There is a demand for implementing and automating continuous integration, continuous delivery, and continuous training for ML systems. Also known as MLOps, it is an ML engineering trend that strives at consolidating and automating ML system pipelines.
Technology innovation leaders are keen to apply DevOps principles for AI and ML projects. Implementing MLOps suggests automation and monitoring at all steps of the ML system building. Analysts say the real challenge isn’t building an ML model, the challenge is making an integrated ML system and to continuously run it in production.
But Why Will There Be New ML Pipelines In The First Place?
“One of the important things that we need to understand is that there is a differentiation between the current pipelines that we are aware of and how they are slightly more different from what the pipelines are going to be in the future of data science. The current machine learning pipelines are not going to be sustainable, and you have to future proof yourself in order to become more capable of handling the kind of issues that we will get in a few years down the line,” said Lavi Nigam, Data Scientist- Gartner at AIM’s recent plugin virtual conference.
According to him, there is a difference between doing data science at a local scale versus on a cloud-scale. Most of the data science that happens today is either located at your systems or laptops or within a local server. As we move ahead, the whole idea of a scalable machine learning or AI will move local to the cloud, according to analysts. This means that the components of the pipeline will also change when it comes to different cloud platforms.
“Right now, with the kind of pipelines we have, there are many loose components, which are not talking to each other and sitting in silos. But, MLOps is different from the actual data science we do today, and it can facilitate those communications between the different components in the ML pipeline,” Lavi said.
Need For Manual To Automated ML Processes
Today, data analysis, data preparation, model training, and validation need manual effort at each step and manual shift from one step to another. This whole ML process is fundamentally run with iterative code that is written and executed in notebooks by data scientists until a functional prototype model is produced.
Many data scientists and ML researchers can create state-of-the-art models, but their process for building and deploying ML models is completely manual and does not factor in continuous changes in future data. The current process assumes that the data science team manages a few models that don’t frequently change with new data. A fresh model version is deployed only a few times each year. The current ML scenario will be further disrupted by automated tools like AutoML.

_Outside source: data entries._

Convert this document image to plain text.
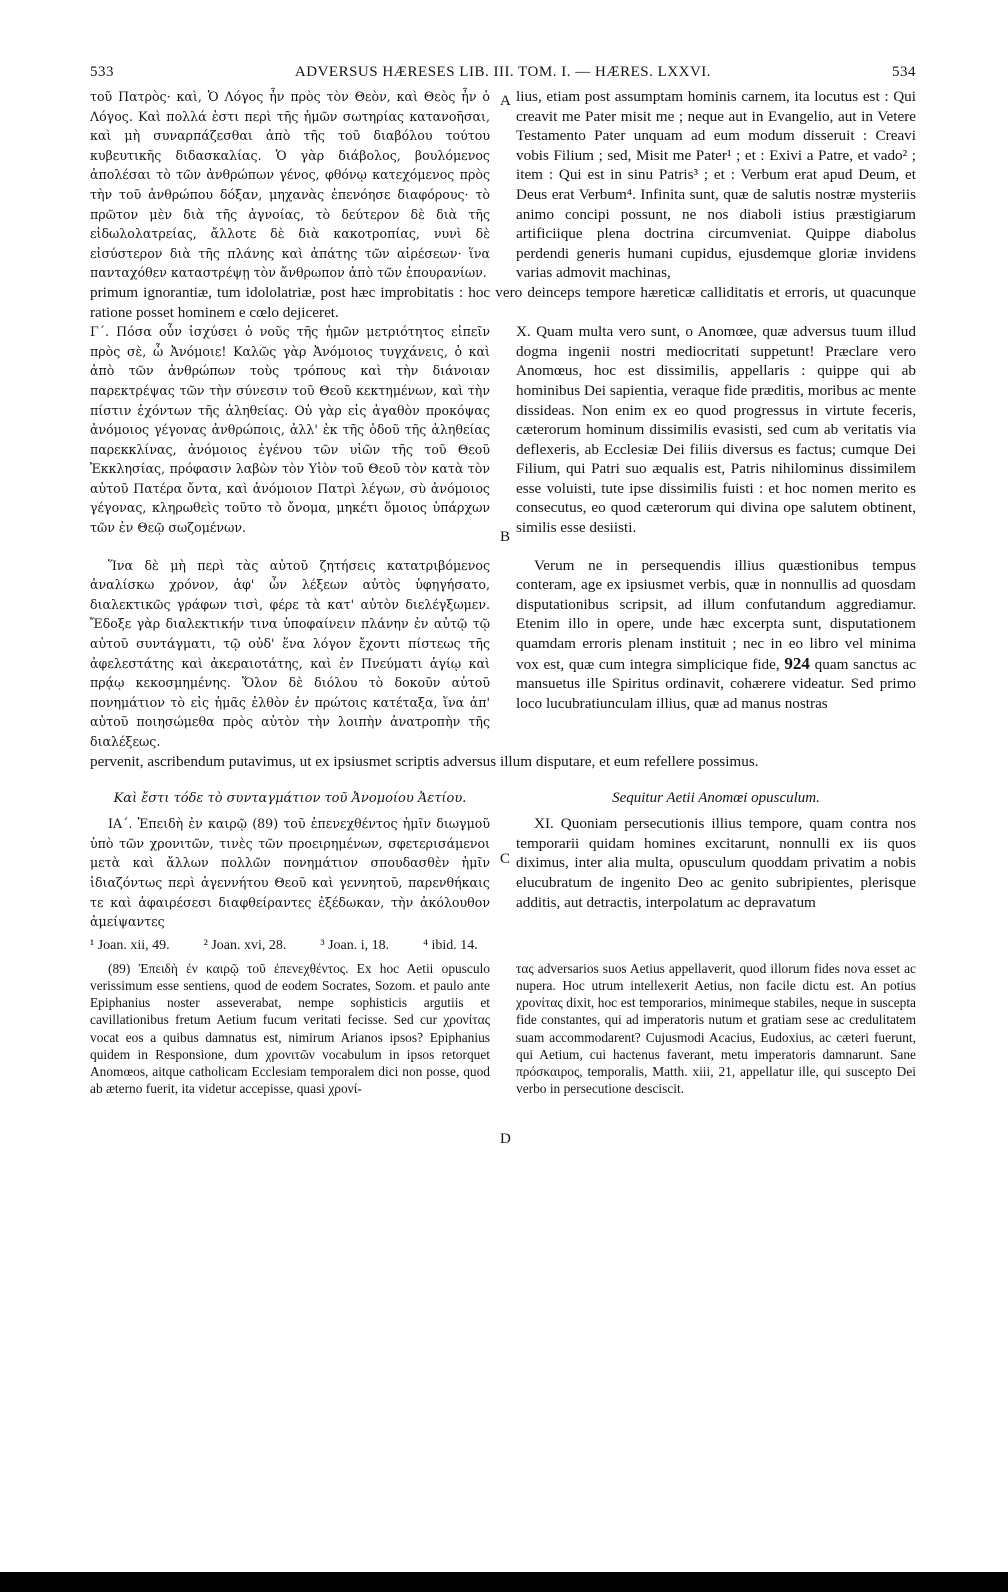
533	ADVERSUS HÆRESES LIB. III. TOM. I. — HÆRES. LXXVI.	534
A
B
C
D

τοῦ Πατρὸς· καὶ, Ὁ Λόγος ἦν πρὸς τὸν Θεὸν, καὶ Θεὸς ἦν ὁ Λόγος. Καὶ πολλά ἐστι περὶ τῆς ἡμῶν σωτηρίας κατανοῆσαι, καὶ μὴ συναρπάζεσθαι ἀπὸ τῆς τοῦ διαβόλου τούτου κυβευτικῆς διδασκαλίας. Ὁ γὰρ διάβολος, βουλόμενος ἀπολέσαι τὸ τῶν ἀνθρώπων γένος, φθόνῳ κατεχόμενος πρὸς τὴν τοῦ ἀνθρώπου δόξαν, μηχανὰς ἐπενόησε διαφόρους· τὸ πρῶτον μὲν διὰ τῆς ἀγνοίας, τὸ δεύτερον δὲ διὰ τῆς εἰδωλολατρείας, ἄλλοτε δὲ διὰ κακοτροπίας, νυνὶ δὲ εἰσύστερον διὰ τῆς πλάνης καὶ ἀπάτης τῶν αἱρέσεων· ἵνα πανταχόθεν καταστρέψῃ τὸν ἄνθρωπον ἀπὸ τῶν ἐπουρανίων.

lius, etiam post assumptam hominis carnem, ita locutus est : Qui creavit me Pater misit me ; neque aut in Evangelio, aut in Vetere Testamento Pater unquam ad eum modum disseruit : Creavi vobis Filium ; sed, Misit me Pater¹ ; et : Exivi a Patre, et vado² ; item : Qui est in sinu Patris³ ; et : Verbum erat apud Deum, et Deus erat Verbum⁴. Infinita sunt, quæ de salutis nostræ mysteriis animo concipi possunt, ne nos diaboli istius præstigiarum artificiique plena doctrina circumveniat. Quippe diabolus perdendi generis humani cupidus, ejusdemque gloriæ invidens varias admovit machinas,

primum ignorantiæ, tum idololatriæ, post hæc improbitatis : hoc vero deinceps tempore hæreticæ calliditatis et erroris, ut quacunque ratione posset hominem e cœlo dejiceret.

Γ΄. Πόσα οὖν ἰσχύσει ὁ νοῦς τῆς ἡμῶν μετριότητος εἰπεῖν πρὸς σὲ, ὦ Ἀνόμοιε! Καλῶς γὰρ Ἀνόμοιος τυγχάνεις, ὁ καὶ ἀπὸ τῶν ἀνθρώπων τοὺς τρόπους καὶ τὴν διάνοιαν παρεκτρέψας τῶν τὴν σύνεσιν τοῦ Θεοῦ κεκτημένων, καὶ τὴν πίστιν ἐχόντων τῆς ἀληθείας. Οὐ γὰρ εἰς ἀγαθὸν προκόψας ἀνόμοιος γέγονας ἀνθρώποις, ἀλλ' ἐκ τῆς ὁδοῦ τῆς ἀληθείας παρεκκλίνας, ἀνόμοιος ἐγένου τῶν υἱῶν τῆς τοῦ Θεοῦ Ἐκκλησίας, πρόφασιν λαβὼν τὸν Υἱὸν τοῦ Θεοῦ τὸν κατὰ τὸν αὐτοῦ Πατέρα ὄντα, καὶ ἀνόμοιον Πατρὶ λέγων, σὺ ἀνόμοιος γέγονας, κληρωθεὶς τοῦτο τὸ ὄνομα, μηκέτι ὅμοιος ὑπάρχων τῶν ἐν Θεῷ σωζομένων.

X. Quam multa vero sunt, o Anomœe, quæ adversus tuum illud dogma ingenii nostri mediocritati suppetunt! Præclare vero Anomœus, hoc est dissimilis, appellaris : quippe qui ab hominibus Dei sapientia, veraque fide præditis, moribus ac mente dissideas. Non enim ex eo quod progressus in virtute feceris, cæterorum hominum dissimilis evasisti, sed cum ab veritatis via deflexeris, ab Ecclesiæ Dei filiis diversus es factus; cumque Dei Filium, qui Patri suo æqualis est, Patris nihilominus dissimilem esse voluisti, tute ipse dissimilis fuisti : et hoc nomen merito es consecutus, eo quod cæterorum qui divina ope salutem obtinent, similis esse desiisti.

Ἵνα δὲ μὴ περὶ τὰς αὐτοῦ ζητήσεις κατατριβόμενος ἀναλίσκω χρόνον, ἀφ' ὧν λέξεων αὐτὸς ὑφηγήσατο, διαλεκτικῶς γράφων τισὶ, φέρε τὰ κατ' αὐτὸν διελέγξωμεν. Ἔδοξε γὰρ διαλεκτικήν τινα ὑποφαίνειν πλάνην ἐν αὐτῷ τῷ αὐτοῦ συντάγματι, τῷ οὐδ' ἕνα λόγον ἔχοντι πίστεως τῆς ἀφελεστάτης καὶ ἀκεραιοτάτης, καὶ ἐν Πνεύματι ἁγίῳ καὶ πρᾴῳ κεκοσμημένης. Ὅλον δὲ διόλου τὸ δοκοῦν αὐτοῦ πονημάτιον τὸ εἰς ἡμᾶς ἐλθὸν ἐν πρώτοις κατέταξα, ἵνα ἀπ' αὐτοῦ ποιησώμεθα πρὸς αὐτὸν τὴν λοιπὴν ἀνατροπὴν τῆς διαλέξεως.

Verum ne in persequendis illius quæstionibus tempus conteram, age ex ipsiusmet verbis, quæ in nonnullis ad quosdam disputationibus scripsit, ad illum confutandum aggrediamur. Etenim illo in opere, unde hæc excerpta sunt, disputationem quamdam erroris plenam instituit ; nec in eo libro vel minima vox est, quæ cum integra simplicique fide, 924 quam sanctus ac mansuetus ille Spiritus ordinavit, cohærere videatur. Sed primo loco lucubratiunculam illius, quæ ad manus nostras

pervenit, ascribendum putavimus, ut ex ipsiusmet scriptis adversus illum disputare, et eum refellere possimus.

Καὶ ἔστι τόδε τὸ συνταγμάτιον τοῦ Ἀνομοίου Ἀετίου.	Sequitur Aetii Anomœi opusculum.

ΙΑ΄. Ἐπειδὴ ἐν καιρῷ (89) τοῦ ἐπενεχθέντος ἡμῖν διωγμοῦ ὑπὸ τῶν χρονιτῶν, τινὲς τῶν προειρημένων, σφετερισάμενοι μετὰ καὶ ἄλλων πολλῶν πονημάτιον σπουδασθὲν ἡμῖν ἰδιαζόντως περὶ ἀγεννήτου Θεοῦ καὶ γεννητοῦ, παρενθήκαις τε καὶ ἀφαιρέσεσι διαφθείραντες ἐξέδωκαν, τὴν ἀκόλουθον ἀμείψαντες

XI. Quoniam persecutionis illius tempore, quam contra nos temporarii quidam homines excitarunt, nonnulli ex iis quos diximus, inter alia multa, opusculum quoddam privatim a nobis elucubratum de ingenito Deo ac genito subripientes, plerisque additis, aut detractis, interpolatum ac depravatum

¹ Joan. xii, 49. ² Joan. xvi, 28. ³ Joan. i, 18. ⁴ ibid. 14.

(89) Ἐπειδὴ ἐν καιρῷ τοῦ ἐπενεχθέντος. Ex hoc Aetii opusculo verissimum esse sentiens, quod de eodem Socrates, Sozom. et paulo ante Epiphanius noster asseverabat, nempe sophisticis argutiis et cavillationibus fretum Aetium fucum veritati fecisse. Sed cur χρονίτας vocat eos a quibus damnatus est, nimirum Arianos ipsos? Epiphanius quidem in Responsione, dum χρονιτῶν vocabulum in ipsos retorquet Anomœos, aitque catholicam Ecclesiam temporalem dici non posse, quod ab æterno fuerit, ita videtur accepisse, quasi χρονί-

τας adversarios suos Aetius appellaverit, quod illorum fides nova esset ac nupera. Hoc utrum intellexerit Aetius, non facile dictu est. An potius χρονίτας dixit, hoc est temporarios, minimeque stabiles, neque in suscepta fide constantes, qui ad imperatoris nutum et gratiam sese ac credulitatem suam accommodarent? Cujusmodi Acacius, Eudoxius, ac cæteri fuerunt, qui Aetium, cui hactenus faverant, metu imperatoris damnarunt. Sane πρόσκαιρος, temporalis, Matth. xiii, 21, appellatur ille, qui suscepto Dei verbo in persecutione desciscit.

There is also a lack of model performance monitoring, and the ML processes don’t track or log the model predictions and actions, which is needed in order to detect model performance degradation and other model behavioural drifts.
“The current process goes in a very streamlined fashion, where you have a business understanding. Then you do the data acquisition, data sourcing, pipeline, wrangling, and exploration. Once that is done, you go to modelling. Then you do your standard things like feature engineering, model training, and modern evaluation. Eventually, the model is deployed. The final output is in the form of an enterprise-ready API. But, is that enough that you just have to create an API, and everything works well?” spoke Lavi Nigam.
This is where MLOps is going to rise, says Lavi. The goal of MLOps is to perform continuous training of the model by consolidating and automating the ML pipeline. The process also automates the process of utilising new data to retrain models in production, by introducing data and model validation efforts to the pipeline in an automated manner.